Historically, insurance was risk-mitigation for the really big things that mattered, our lives, our ability to work, our health, our homes, our cars and our summer holiday. We knew we needed it to protect us, but it was a pain to organise and we hoped it was an expense we would never have to use. In short, insurance was limited.
But whilst insurance used to be a big, once a year and let’s face it, a grudge purchase, insurtech is the opposite. It’s making insurance more micro, more frequent and often not a purchase at all. In short, insurtech has the potential to make insurance unlimited.
Underpinning this is the rise of embedded insurance. MAPFRE defines embedded insurance as “the bundling of coverage or protections within the purchase of a third-party product or service as part of the customer journey”. And according to a report by InsTech London, the embedded insurance market is forecast to grow to $722bn in GWP by 2030.
I distinguish between 3 forms of embedded insurance.
Embedded insurance 1.0 is where insurance is offered as part of a checkout process, e.g. would I like travel insurance with that flight? An embedded widget makes it a synch for easyjet to add to the customer journey. The key here is that insurance is ‘separate’ to the purchase being made. Personally I tend to say ‘No, thanks’ as my perception is that the cover offered isn’t particularly good value, and I’d be better off shopping around.

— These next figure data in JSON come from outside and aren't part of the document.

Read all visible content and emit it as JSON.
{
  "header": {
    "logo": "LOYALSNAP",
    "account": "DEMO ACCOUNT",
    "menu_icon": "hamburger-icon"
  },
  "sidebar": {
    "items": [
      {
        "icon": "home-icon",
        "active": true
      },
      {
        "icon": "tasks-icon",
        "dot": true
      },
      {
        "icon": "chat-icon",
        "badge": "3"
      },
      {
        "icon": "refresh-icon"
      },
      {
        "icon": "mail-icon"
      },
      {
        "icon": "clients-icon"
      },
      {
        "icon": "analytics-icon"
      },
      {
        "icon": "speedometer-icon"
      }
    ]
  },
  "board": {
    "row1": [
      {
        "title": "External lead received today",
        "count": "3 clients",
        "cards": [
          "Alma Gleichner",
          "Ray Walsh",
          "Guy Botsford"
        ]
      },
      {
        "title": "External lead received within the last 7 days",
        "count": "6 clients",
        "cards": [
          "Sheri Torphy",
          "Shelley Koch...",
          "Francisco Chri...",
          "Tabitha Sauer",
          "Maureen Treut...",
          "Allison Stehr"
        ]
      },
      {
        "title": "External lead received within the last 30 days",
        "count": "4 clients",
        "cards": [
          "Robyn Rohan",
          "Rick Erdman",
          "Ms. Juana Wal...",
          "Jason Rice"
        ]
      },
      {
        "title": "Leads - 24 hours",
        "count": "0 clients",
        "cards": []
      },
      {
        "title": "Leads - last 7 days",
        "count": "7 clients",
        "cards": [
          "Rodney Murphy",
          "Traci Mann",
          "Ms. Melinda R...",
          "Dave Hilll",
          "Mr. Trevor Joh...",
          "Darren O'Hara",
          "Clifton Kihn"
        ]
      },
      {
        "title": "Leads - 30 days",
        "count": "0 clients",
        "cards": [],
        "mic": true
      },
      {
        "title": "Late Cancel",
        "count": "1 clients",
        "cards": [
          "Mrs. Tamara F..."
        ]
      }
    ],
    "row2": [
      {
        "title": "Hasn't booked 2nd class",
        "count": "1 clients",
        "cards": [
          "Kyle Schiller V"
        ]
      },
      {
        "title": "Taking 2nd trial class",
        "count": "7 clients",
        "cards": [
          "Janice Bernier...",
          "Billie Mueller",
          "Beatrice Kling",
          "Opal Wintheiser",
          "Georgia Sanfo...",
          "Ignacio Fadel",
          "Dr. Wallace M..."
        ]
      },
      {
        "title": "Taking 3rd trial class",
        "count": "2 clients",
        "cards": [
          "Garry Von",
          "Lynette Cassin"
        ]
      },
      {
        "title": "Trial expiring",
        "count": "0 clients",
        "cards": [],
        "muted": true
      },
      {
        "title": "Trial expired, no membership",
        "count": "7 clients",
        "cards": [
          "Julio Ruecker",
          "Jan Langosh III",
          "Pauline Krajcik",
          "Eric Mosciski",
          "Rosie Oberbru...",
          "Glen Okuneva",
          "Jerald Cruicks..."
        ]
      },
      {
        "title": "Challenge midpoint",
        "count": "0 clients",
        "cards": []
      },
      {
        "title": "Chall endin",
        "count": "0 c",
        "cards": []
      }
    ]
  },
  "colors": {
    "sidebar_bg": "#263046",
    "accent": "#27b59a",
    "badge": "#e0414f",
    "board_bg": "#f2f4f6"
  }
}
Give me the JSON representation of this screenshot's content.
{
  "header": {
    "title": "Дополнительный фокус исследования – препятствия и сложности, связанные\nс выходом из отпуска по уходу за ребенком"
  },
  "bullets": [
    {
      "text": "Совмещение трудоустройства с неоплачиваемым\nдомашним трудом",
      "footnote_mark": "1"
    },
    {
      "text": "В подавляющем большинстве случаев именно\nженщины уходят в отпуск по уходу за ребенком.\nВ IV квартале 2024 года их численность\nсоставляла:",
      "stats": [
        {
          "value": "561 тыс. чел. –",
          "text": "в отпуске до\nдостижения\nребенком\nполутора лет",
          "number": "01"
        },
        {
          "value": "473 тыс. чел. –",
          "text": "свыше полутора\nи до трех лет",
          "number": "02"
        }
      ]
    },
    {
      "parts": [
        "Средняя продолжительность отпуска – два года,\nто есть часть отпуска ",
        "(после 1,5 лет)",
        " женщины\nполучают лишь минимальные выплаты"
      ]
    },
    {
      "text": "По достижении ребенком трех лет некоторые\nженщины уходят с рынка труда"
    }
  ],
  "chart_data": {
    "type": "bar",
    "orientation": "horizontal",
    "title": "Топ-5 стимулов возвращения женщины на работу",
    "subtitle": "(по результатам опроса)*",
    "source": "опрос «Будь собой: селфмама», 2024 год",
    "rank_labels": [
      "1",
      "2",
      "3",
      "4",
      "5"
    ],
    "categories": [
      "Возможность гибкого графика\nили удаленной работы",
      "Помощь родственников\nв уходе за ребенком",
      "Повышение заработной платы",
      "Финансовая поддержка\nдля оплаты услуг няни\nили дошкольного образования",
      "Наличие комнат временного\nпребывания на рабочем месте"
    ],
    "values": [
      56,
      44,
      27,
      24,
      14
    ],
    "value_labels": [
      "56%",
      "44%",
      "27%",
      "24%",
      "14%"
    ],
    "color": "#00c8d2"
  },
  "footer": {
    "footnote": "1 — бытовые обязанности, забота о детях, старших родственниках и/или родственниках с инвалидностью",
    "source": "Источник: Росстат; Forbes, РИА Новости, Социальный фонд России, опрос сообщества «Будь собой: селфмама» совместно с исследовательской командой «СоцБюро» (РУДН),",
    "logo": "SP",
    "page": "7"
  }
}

Which takes me to embedded insurance 2.0. This is where the insurance is not a separate add-on but inside the very product itself, e.g. my flight comes with travel insurance, covering me in the event my flight is delayed or my bag is lost. Whilst the underlying insurance is exactly the same as 1.0, my chances of booking with the airline offering this as a ‘differentiator’ increase measurably, and given that basic insurance comes for free, I’m also much more likely to opt-in and say ‘Yes, please’ when offered protection for unexpected medical costs given that the price should have dropped too.
It won’t be long before micro-insurance is embedded into the everyday goods and services I buy. Amazon is foremost in people’s minds but why stop there? Wouldn’t it be great if my direct debit to eON came with an instant payout in the event of a cold snap, mitigating the rise in energy costs for those most worried about their heating bills? Embedded insurance will not only make insurance much more ubiquitous but the possibility of instant claims settlements will do much to re-imagine trust in what is meant to be society’s 4th pillar.
Which leads me onto embedded insurance 3.0. This continues with including more advanced protection as standard, as well becoming hyper-personalised whilst retaining the absence of a conscious purchase. Let’s illustrate using my bike insurance. The embedded insurance I could expect from a retailer like Balfe’s Bikes would simply be against theft (a good start) but tomorrow could include legal protection in the event I cause an accident. But what if Balfe’s could continue to charge my card monthly based on the number of miles recorded by either a connected app (Strava) or my wearable device (e.g. my Oura ring). You can see why Balfe’s Bikes would be interested in this – by understanding my actual cycling habits, it has much better data to send me personalised offers.
In doing so, I can’t help but hope that in flipping the distribution model away from me visiting comparison websites to retailers/merchants offering insurance as a service, that I might never have to hear a GoCompare advert or see a meerkat again. That’s a nice thought.